Los pacifistas tienen a Albert Einstein por un icono. Quizá es que ignoran que escribió varias cartas a Franklin D. Roosevelt, poniéndole al tanto de que era posible la fusión del átomo desatando energías insospechadas. Luego, en la Estación secreta de Álamo Gordo, Robert Oppenheimer, un físico deslumbrante, pasó de las ecuaciones a los hechos. Hace 65 años Hiroshima fue arrasada por casualidad, ya que había otras dos ciudades prioritarias, pero fueron descartadas por malas condiciones climáticas. Cada aniversario, el pujante antiamericanismo recuerda que sólo EE UU ha atomizado dos grandes centros urbanos de muy dudosa utilidad militar. El general Tojo quiso suponer que sus adversarios sólo disponían de una bomba nuclear y hubo que martirizar a Nagasaki, para poder obtener la rendición incondicional. Pero el detonante fue Okinawa: con 100.000 bajas japonesas y un resto irrisorio de heridos y prisioneros; otros 100.000 estadounidenses fueron muertos o heridos y 50.000 civiles japoneses murieron combatiendo o suicidándose en sus casas.

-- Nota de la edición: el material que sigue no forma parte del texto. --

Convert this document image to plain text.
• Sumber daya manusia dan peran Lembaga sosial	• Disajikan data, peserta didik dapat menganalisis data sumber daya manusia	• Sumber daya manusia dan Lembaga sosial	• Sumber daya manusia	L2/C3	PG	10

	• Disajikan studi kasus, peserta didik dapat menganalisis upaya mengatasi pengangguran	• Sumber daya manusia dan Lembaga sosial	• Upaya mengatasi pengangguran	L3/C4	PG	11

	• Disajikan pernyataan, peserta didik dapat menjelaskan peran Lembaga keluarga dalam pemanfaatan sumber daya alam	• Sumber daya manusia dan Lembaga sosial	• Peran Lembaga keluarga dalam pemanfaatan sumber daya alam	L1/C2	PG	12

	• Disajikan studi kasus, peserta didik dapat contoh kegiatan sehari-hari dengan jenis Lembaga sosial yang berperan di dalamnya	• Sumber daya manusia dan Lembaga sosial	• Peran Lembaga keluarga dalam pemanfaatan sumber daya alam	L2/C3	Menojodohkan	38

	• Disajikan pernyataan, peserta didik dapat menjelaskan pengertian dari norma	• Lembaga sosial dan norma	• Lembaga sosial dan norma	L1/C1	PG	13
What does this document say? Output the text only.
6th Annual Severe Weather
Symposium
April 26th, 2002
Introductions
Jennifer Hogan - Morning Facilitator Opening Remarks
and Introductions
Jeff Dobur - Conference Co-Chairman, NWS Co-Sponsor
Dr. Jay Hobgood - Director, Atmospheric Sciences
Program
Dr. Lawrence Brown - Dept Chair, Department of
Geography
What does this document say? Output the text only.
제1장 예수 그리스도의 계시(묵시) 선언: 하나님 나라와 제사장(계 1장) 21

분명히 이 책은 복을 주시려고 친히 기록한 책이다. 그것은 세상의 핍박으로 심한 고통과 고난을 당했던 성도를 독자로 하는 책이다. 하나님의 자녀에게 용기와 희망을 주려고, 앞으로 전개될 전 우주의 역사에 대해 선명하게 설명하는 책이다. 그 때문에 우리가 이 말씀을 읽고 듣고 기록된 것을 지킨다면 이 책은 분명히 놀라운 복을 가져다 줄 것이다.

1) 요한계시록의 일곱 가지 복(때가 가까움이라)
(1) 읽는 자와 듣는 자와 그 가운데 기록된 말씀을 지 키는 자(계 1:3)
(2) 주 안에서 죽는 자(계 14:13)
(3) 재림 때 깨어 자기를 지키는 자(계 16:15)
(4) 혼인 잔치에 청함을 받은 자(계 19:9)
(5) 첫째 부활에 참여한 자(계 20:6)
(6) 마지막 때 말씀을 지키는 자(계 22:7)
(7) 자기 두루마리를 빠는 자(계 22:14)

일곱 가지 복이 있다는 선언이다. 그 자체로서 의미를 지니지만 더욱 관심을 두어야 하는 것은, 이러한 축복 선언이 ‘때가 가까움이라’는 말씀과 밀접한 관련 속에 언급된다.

Hay documentales que muestran a niños, mujeres y ancianos nipones despeñándose por los acantilados. Pelotones de marines fueron atacados por mujeres japonesas armadas con lanzas. El general Marshall, jefe del Estado Mayor Conjunto, evaluó en 2.000.000 las bajas americanas si se hubiera desembarcado en Japón. El presidente Truman, apodado «el camisero de Missouri», tenido por hombre sin carácter, inauguró la era atómica para evitar una marea de sangre –también japonesa–, frenar a la URSS –que ya ocupaba las islas Kuriles– y para evidenciar la hegemonía militar americana, quizás el menos noble de sus propósitos.